🤖 AI Summary
To address the low efficiency and poor reproducibility of manual risk-of-bias (RoB) assessment under the ROB2 framework, this study develops the first open-source, web-based interactive platform for assisted RoB2 evaluation. Methodologically, it integrates PDF intelligent parsing, ROB2-specific retrieval-augmented generation (RAG), large language model (LLM) reasoning, and a human-in-the-loop feedback mechanism for iterative refinement. A key contribution is the release of the first pediatric RoB2 annotation dataset—comprising 521 clinical trial reports with over 10,000 fine-grained annotations—enabling human-AI collaborative annotation and serving as a benchmark for LLM evaluation. The platform’s source code and full dataset are publicly released. Empirical evaluation across four mainstream LLMs demonstrates significant improvements in evidence localization accuracy and collaborative assessment efficiency, establishing a novel paradigm for automated systematic review workflows.
📝 Abstract
We present ROBOTO2, an open-source, web-based platform for large language model (LLM)-assisted risk of bias (ROB) assessment of clinical trials. ROBOTO2 streamlines the traditionally labor-intensive ROB v2 (ROB2) annotation process via an interactive interface that combines PDF parsing, retrieval-augmented LLM prompting, and human-in-the-loop review. Users can upload clinical trial reports, receive preliminary answers and supporting evidence for ROB2 signaling questions, and provide real-time feedback or corrections to system suggestions.
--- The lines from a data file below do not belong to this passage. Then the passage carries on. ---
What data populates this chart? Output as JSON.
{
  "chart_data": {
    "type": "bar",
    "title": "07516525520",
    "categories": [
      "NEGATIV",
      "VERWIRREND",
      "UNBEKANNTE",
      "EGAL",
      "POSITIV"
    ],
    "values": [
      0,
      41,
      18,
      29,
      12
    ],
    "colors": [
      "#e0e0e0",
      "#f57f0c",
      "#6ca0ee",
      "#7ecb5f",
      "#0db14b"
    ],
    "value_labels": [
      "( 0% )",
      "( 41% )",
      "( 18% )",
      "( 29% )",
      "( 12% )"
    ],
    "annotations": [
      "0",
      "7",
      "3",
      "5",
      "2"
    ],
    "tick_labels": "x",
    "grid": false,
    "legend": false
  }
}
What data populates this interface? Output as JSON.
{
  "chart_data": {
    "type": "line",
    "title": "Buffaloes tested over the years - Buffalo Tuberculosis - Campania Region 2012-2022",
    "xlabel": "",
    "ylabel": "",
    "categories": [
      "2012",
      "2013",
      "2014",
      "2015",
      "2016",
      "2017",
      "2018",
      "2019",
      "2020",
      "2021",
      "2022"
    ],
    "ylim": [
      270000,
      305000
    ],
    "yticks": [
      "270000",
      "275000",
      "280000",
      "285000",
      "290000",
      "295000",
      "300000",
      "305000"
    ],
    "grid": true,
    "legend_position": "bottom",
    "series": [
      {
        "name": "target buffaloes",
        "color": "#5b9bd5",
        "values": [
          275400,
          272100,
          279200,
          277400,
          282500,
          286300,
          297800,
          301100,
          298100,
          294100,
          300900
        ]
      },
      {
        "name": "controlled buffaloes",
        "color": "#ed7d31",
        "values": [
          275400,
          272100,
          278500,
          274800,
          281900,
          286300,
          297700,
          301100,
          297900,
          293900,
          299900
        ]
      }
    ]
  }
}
ROBOTO2 is publicly available at https://roboto2.vercel.app/, with code and data released to foster reproducibility and adoption. We construct and release a dataset of 521 pediatric clinical trial reports (8954 signaling questions with 1202 evidence passages), annotated using both manually and LLM-assisted methods, serving as a benchmark and enabling future research. Using this dataset, we benchmark ROB2 performance for 4 LLMs and provide an analysis into current model capabilities and ongoing challenges in automating this critical aspect of systematic review.